Linear wavetrains in models of the stratosphere

Abstract

AbstractExperiments with a primitive equation model of the stratosphere and mesosphere are described which investigate the effect on the stratosphere of the growth of localized, stationary forcing in the troposphere. Two basic states are used which are representative of stratospheric flow in early and late winter in the southern hemisphere. Simple mechanistic models are then introduced to examine the wave phenomena which occur during the first 10 days of the experiments when the dynamics are known to be linear.The localized forcing grows to a peak amplitude of 600 gpm and half‐width of 15° of latitude, values typical of the mid‐latitude upper troposphere.

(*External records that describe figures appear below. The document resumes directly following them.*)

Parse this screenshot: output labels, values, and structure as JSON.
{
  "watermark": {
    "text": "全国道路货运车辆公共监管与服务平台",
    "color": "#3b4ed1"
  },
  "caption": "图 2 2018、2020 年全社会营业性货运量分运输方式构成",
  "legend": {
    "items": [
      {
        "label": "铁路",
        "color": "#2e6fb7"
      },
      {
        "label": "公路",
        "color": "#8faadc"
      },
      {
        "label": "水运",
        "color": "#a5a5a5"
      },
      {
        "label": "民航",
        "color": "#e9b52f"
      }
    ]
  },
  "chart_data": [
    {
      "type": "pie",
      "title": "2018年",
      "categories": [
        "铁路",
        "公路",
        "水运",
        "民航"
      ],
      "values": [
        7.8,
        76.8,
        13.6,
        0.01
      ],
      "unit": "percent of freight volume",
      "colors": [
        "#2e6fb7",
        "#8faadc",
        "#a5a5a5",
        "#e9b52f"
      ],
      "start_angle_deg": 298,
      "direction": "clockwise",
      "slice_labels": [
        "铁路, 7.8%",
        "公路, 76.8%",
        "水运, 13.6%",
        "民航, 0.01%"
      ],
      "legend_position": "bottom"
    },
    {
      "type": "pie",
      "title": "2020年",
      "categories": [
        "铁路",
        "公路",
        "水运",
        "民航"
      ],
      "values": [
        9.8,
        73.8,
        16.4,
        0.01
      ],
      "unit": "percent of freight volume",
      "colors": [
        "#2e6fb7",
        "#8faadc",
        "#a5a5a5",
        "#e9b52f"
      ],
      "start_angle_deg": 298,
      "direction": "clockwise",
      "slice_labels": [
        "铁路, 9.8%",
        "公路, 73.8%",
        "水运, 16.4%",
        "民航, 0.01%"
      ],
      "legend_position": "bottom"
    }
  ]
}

Stratospheric travelling waves are excited with phase velocities which are sensitive to the zonal mean winds and to the speed of the switch‐on of the forcing, and wave activity spreads quickly from the localized forcing with a typical vertical group velocity of 10 km d−1. Strong horizontal curvature in the basic states can profoundly affect the vertical and horizontal structures of the wavetrains: mid‐latitude regions of negative northward potential vorticity gradient in the stratosphere (as seen in the southern hemisphere in late winter) lead to the confinement and amplification of waves in high latitudes. Three‐dimensional diagnostics of wave activity propagation reveal wave reflections missed by zonally‐averaged EP flux diagnostics.Significant wave reflection and trapping occur on the flow from late winter, eventually producing a steady linear wavetrain with an intense local centre of circulation in the upper stratosphere, the maximum anomaly being ∼1000gpm at 1mb. It is argued that such wavetrains are unrealistic because nonlinear ageostrophic winds drive the dynamics away from any linear steady state.